What is the meaning of Matthew 12:43-45?

43 When the unclean spirit is gone out of a man, he walketh through dry places, seeking rest, and findeth none. 44 Then he saith, I will return into my house from whence I came out; and when he is come, he findeth it empty, swept, and garnished. 45 Then goeth he, and taketh with himself seven other spirits more wicked than himself, and they enter in and dwell there: and the last state of that man is worse than the first. Even so shall it be also unto this wicked generation. (Matthew 12:43-45 KJV)

William Burkitt’s Commentary

The design and scope of this parable is to show that the Pharisees, by rejecting the gospel and refusing to believe in Christ, were in a seven-fold worse condition than if the gospel had never been preached to them, and a Saviour had never come among them; because by our Saviour’s ministry Satan was in some sort cast out: but for rejecting Christ and his grace, Satan had got a seven-fold stronger possession of them now than before.

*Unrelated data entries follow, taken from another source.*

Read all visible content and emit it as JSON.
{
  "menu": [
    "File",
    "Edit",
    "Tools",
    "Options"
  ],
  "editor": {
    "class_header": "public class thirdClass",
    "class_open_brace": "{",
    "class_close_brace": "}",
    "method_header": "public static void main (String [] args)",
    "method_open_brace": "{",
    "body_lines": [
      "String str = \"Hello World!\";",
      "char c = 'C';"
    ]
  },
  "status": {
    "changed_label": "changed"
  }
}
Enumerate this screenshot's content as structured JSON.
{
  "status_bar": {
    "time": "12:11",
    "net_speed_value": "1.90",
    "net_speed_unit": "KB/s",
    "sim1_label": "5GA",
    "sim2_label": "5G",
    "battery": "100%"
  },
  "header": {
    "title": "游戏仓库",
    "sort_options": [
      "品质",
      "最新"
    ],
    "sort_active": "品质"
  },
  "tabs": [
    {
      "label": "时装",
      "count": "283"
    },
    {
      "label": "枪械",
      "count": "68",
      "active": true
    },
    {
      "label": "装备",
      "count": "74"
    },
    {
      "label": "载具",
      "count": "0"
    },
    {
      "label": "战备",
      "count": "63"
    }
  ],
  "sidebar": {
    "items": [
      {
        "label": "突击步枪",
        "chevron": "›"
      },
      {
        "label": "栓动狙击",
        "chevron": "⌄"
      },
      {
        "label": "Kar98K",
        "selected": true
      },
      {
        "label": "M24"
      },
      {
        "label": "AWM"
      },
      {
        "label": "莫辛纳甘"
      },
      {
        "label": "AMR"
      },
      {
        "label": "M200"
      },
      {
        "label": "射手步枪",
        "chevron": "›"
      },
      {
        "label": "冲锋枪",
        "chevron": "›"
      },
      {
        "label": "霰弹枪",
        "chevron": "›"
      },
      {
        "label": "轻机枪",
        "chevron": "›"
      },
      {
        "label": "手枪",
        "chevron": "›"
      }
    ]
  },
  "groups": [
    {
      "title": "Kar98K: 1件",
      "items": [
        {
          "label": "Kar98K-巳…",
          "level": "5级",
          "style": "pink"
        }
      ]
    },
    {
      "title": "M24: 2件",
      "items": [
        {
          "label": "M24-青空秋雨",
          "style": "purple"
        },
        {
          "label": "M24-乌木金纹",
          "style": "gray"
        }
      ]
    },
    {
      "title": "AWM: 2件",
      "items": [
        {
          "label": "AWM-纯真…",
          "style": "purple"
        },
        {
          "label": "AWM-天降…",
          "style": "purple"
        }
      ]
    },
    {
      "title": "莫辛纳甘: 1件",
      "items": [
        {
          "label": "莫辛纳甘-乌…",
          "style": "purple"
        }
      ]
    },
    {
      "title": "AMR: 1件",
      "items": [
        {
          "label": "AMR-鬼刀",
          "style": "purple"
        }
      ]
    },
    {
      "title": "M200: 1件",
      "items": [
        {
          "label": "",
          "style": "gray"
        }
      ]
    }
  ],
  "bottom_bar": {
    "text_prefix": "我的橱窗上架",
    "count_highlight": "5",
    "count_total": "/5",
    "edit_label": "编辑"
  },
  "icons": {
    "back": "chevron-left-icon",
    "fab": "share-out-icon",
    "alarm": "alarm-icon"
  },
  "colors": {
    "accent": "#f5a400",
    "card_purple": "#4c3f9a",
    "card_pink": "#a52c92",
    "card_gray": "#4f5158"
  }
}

From this parable, learn, 1. That Satan is an unclean spirit; he has lost his original purity, his holy nature, in which he was created, and is become universally filthy and unclean nature. Nay, he is a perfect enemy to purity and holiness, maligning all that love it, and would promote it.

2. That Satan is a restless and unquiet spirit; being cast out of heaven, he can rest nowhere; when he is either gone out of a man through policy, or cast out of a man by power, he has no content or satisfaction, till he returns into a filthy heart, where he delights to be as the swine in miry places.

3. That wicked and profane sinners have this unclean spirit dwelling in them: their hearts are Satan’s house and habitation; and the lusts of pride and unbelief, malice and revenge, envy and hypocrisy, these are the garnishings of Satan’s house. Man’s heart was God’s house by creation, it is now Satan’s by usurpation and judiciary tradition.

4. That Satan by the preaching of the gospel may seem to go out of persons, and they become sober and civilized; yet may he return to his old habitation, and the last end of that man may be worse than the beginning.